– Как там у… психотерапевта? Или точнее… у психолога? Какая между ними разница, никак не запомню. Но… я понимаю, ты не хочешь говорить ни со мной, ни со своим папой, но ты просто знай: ты всегда можешь… поговорить.
Мая помешивала ложечкой в чашке. По часовой стрелке, против часовой стрелки, потом наоборот.
– Все нормально, мама. Со мной все нормально.
Как же Мире хотелось поверить в это! Она постаралась, чтобы голос звучал ровно:
– Мы с твоим папой поговорили… Я собираюсь взять поменьше нагрузки, смогу больше быть дома…
– Зачем? – воскликнула Мая.
Мира растерялась:
– Я думала, ты обрадуешься! Если я… буду больше бывать дома?
– Почему меня это должно обрадовать?
Мира заерзала.
– Лапуля, я неважная мать. Я столько занималась своей карьерой, а надо было почаще оставаться с тобой и Лео. Сейчас вашему папе нужно все время отдавать клубу, и…

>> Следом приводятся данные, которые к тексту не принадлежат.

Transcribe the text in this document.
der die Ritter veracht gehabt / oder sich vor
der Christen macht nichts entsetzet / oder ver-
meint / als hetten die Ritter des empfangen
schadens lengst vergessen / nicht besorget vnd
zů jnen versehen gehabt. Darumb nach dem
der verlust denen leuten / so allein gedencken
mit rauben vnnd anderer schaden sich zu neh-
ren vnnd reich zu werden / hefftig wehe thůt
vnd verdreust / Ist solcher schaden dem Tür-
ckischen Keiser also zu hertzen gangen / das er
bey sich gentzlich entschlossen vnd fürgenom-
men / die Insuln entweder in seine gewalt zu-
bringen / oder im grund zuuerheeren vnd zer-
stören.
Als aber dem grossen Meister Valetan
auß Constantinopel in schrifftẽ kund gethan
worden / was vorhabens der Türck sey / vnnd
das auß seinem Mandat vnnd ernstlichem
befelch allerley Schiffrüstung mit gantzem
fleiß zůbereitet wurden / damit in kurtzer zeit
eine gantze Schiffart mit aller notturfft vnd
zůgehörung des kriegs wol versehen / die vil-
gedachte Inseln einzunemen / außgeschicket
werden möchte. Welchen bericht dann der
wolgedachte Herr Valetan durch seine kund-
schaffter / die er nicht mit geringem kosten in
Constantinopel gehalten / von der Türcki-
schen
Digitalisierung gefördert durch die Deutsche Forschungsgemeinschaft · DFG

– Папа и так все время отдает клубу! – перебила Мая.
Мира моргнула.
– Я не хочу, чтобы ты запомнила меня как мать, которой вечно нет дома. Особенно сейчас. Я хочу, чтобы ты чувствовала: у тебя… обычная мама.
Тут Мая отложила ложечку. Перегнулась через стол.
– Мама, прекрати! Я же, блин, охрененно тобой горжусь, понимаешь? У всех просто мамы, а у меня – образец для подражания. Просто мамы говорят детям: вырастешь – и станешь кем захочешь. А ты не говоришь – ты каждый день мне это показываешь своим примером.
– Лапуля, я… – начала Мира, но у нее перехватило дыхание.
Мая вытерла ей слезы и прошептала:
– Мамочка. Это ты меня научила, что мечтать не обязательно. Что можно сразу идти к цели.
Может, Вильям Лит никого увечить не собирался. Есть такая порода людей – им доставляет удовольствие причинять другим боль, но Вильям вряд ли был из их числа. Возможно, однажды и сам он задумается, почему мы становимся такими, какие есть. Или всю жизнь будет искать оправдания жестокости: «Ты его довел». «Ты же знал, что он этого не выносит». «Сам виноват, нарочно нарывался, так и надо!»